Temperaturas más suaves y su efecto sobre los capullos
Hacia septiembre descienden de forma progresiva sobre todo las temperaturas nocturnas. El paso del calor intenso a condiciones más moderadas coincide con la maduración de las inflorescencias. No es necesario esperar al frío: los capullos pueden aparecer cuando los días todavía son cálidos.
Las temperaturas menos elevadas permiten que las flores se abran en condiciones generalmente más favorables que durante las semanas más tórridas. En veranos especialmente largos y calurosos, la floración puede parecer más lenta o adelantarse ligeramente. En otros años, en cambio, los primeros capullos pueden hacerse visibles ya a finales de agosto. La fecha no debe considerarse fija: lo importante es reconocer el paso del crecimiento de los tallos a la formación de los pequeños grupos de capullos terminales.
Cómo reconocer los capullos a tiempo
Las inflorescencias se desarrollan en los extremos de los tallos y al principio pueden pasar casi desapercibidas. Aparecen como pequeños grupos compactos, inicialmente verdes o apenas rosados, y a medida que maduran se vuelven más evidentes y adquieren tonos progresivamente más intensos.
Cada grupo contiene numerosas flores pequeñas. Cuando comienzan a abrirse al mismo tiempo, la punta del tallo se transforma en una masa rosa muy compacta. No todas las inflorescencias alcanzan la misma fase simultáneamente: en una misma planta puede haber tallos ya florecidos, otros llenos de capullos y otros todavía en desarrollo.
Por este motivo, cuando a finales del verano empiezan a aparecer los engrosamientos en las puntas, conviene evitar acortar los tallos indiscriminadamente. El corte eliminaría directamente las futuras inflorescencias.

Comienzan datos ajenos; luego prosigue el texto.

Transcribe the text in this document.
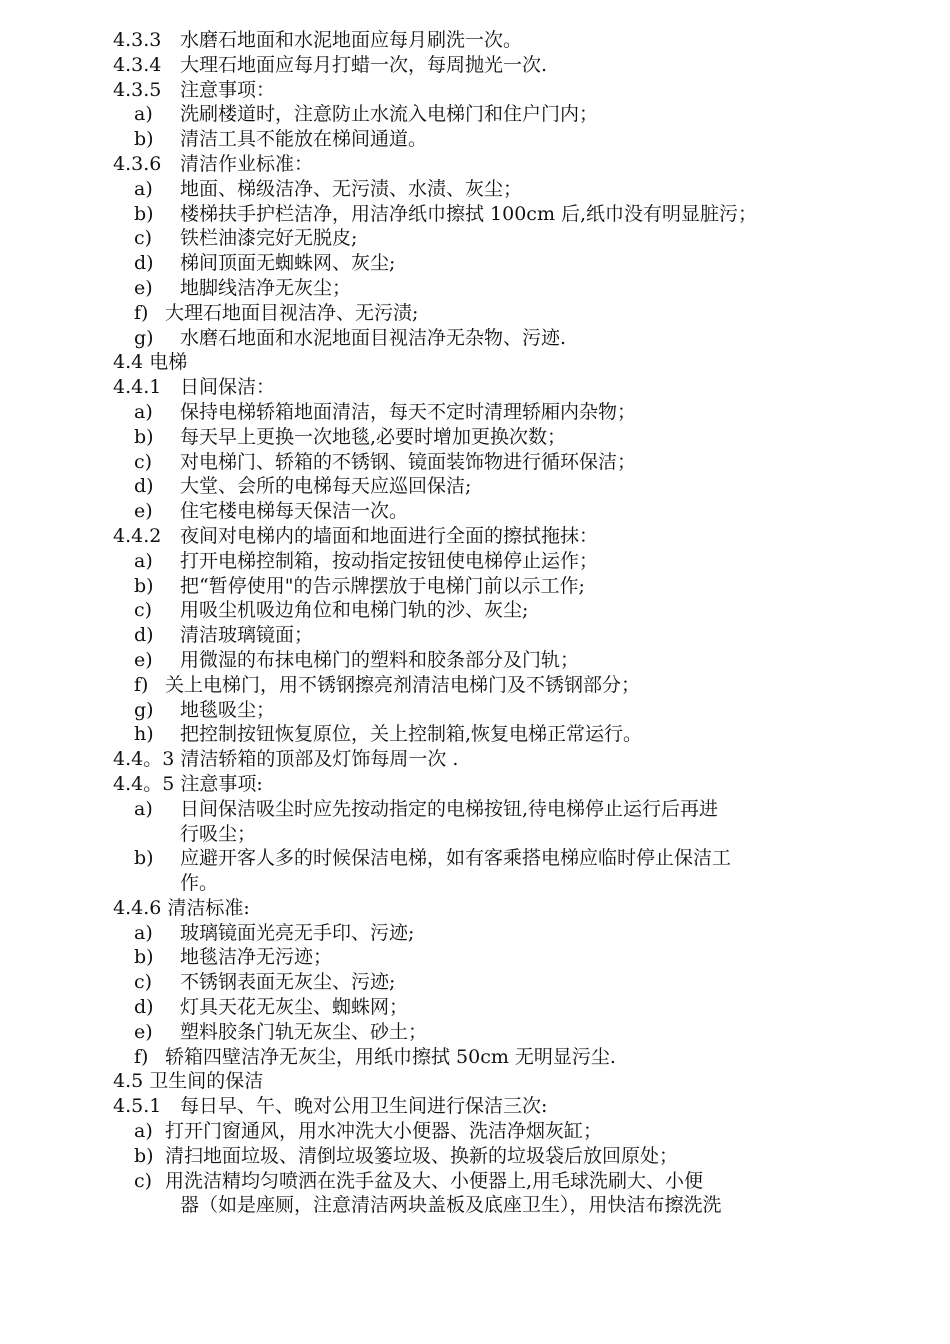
4.3.3 水磨石地面和水泥地面应每月刷洗一次。
4.3.4 大理石地面应每月打蜡一次，每周抛光一次.
4.3.5 注意事项：
a) 洗刷楼道时，注意防止水流入电梯门和住户门内；
b) 清洁工具不能放在梯间通道。
4.3.6 清洁作业标准：
a) 地面、梯级洁净、无污渍、水渍、灰尘；
b) 楼梯扶手护栏洁净，用洁净纸巾擦拭 100cm 后,纸巾没有明显脏污；
c) 铁栏油漆完好无脱皮;
d) 梯间顶面无蜘蛛网、灰尘;
e) 地脚线洁净无灰尘；
f) 大理石地面目视洁净、无污渍;
g) 水磨石地面和水泥地面目视洁净无杂物、污迹.
4.4 电梯
4.4.1 日间保洁：
a) 保持电梯轿箱地面清洁，每天不定时清理轿厢内杂物；
b) 每天早上更换一次地毯,必要时增加更换次数；
c) 对电梯门、轿箱的不锈钢、镜面装饰物进行循环保洁；
d) 大堂、会所的电梯每天应巡回保洁;
e) 住宅楼电梯每天保洁一次。
4.4.2 夜间对电梯内的墙面和地面进行全面的擦拭拖抹：
a) 打开电梯控制箱，按动指定按钮使电梯停止运作；
b) 把“暂停使用"的告示牌摆放于电梯门前以示工作;
c) 用吸尘机吸边角位和电梯门轨的沙、灰尘;
d) 清洁玻璃镜面；
e) 用微湿的布抹电梯门的塑料和胶条部分及门轨；
f) 关上电梯门，用不锈钢擦亮剂清洁电梯门及不锈钢部分；
g) 地毯吸尘；
h) 把控制按钮恢复原位，关上控制箱,恢复电梯正常运行。
4.4。3 清洁轿箱的顶部及灯饰每周一次 .
4.4。5 注意事项:
a) 日间保洁吸尘时应先按动指定的电梯按钮,待电梯停止运行后再进
行吸尘；
b) 应避开客人多的时候保洁电梯，如有客乘搭电梯应临时停止保洁工
作。
4.4.6 清洁标准:
a) 玻璃镜面光亮无手印、污迹;
b) 地毯洁净无污迹；
c) 不锈钢表面无灰尘、污迹;
d) 灯具天花无灰尘、蜘蛛网；
e) 塑料胶条门轨无灰尘、砂土；
f) 轿箱四壁洁净无灰尘，用纸巾擦拭 50cm 无明显污尘.
4.5 卫生间的保洁
4.5.1 每日早、午、晚对公用卫生间进行保洁三次:
a) 打开门窗通风，用水冲洗大小便器、洗洁净烟灰缸；
b) 清扫地面垃圾、清倒垃圾篓垃圾、换新的垃圾袋后放回原处；
c) 用洗洁精均匀喷洒在洗手盆及大、小便器上,用毛球洗刷大、小便
器（如是座厕，注意清洁两块盖板及底座卫生），用快洁布擦洗洗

Riego en septiembre: ajustar la frecuencia
Con el descenso de las temperaturas cambia la velocidad con la que la maceta pierde humedad. Un sustrato que en agosto se secaba rápidamente puede permanecer húmedo mucho más tiempo en septiembre. Mantener la misma frecuencia de riego puede dejar las raíces en un sustrato encharcado durante demasiados días.
El Sedum Teresina posee hojas carnosas y no necesita una tierra constantemente húmeda. Entre un riego y el siguiente conviene dejar que el sustrato se seque bien, evitando sin embargo períodos extremadamente largos sin agua durante la formación de los capullos. La maceta debe tener orificios de drenaje libres y un sustrato capaz de evacuar rápidamente el exceso de agua.
A medida que avance el otoño, los riegos deberán reducirse progresivamente siguiendo el ritmo de ralentización de la vegetación.
El color del otoño: hojas y flores al mismo tiempo
La floración rosa no es el único cambio que puede aparecer hacia el final de la estación. Con temperaturas más frescas y una intensidad lumínica diferente, las hojas pueden empezar a adquirir tonos rojos, rosados o púrpura. Durante algunas semanas, flores y follaje coloreado pueden coexistir en la misma planta.
Después, la parte aérea entrará en la fase final de su ciclo. Los tallos perderán vitalidad gradualmente y tenderán a secarse, mientras que en la base permanecerán las estructuras desde las que brotarán los nuevos tallos en la primavera siguiente.
La floración de septiembre no llega fuera de tiempo: el Sedum Teresina concentra de forma natural sus flores hacia el final del verano, después de haber dedicado los meses anteriores a construir los largos tallos que las sostienen.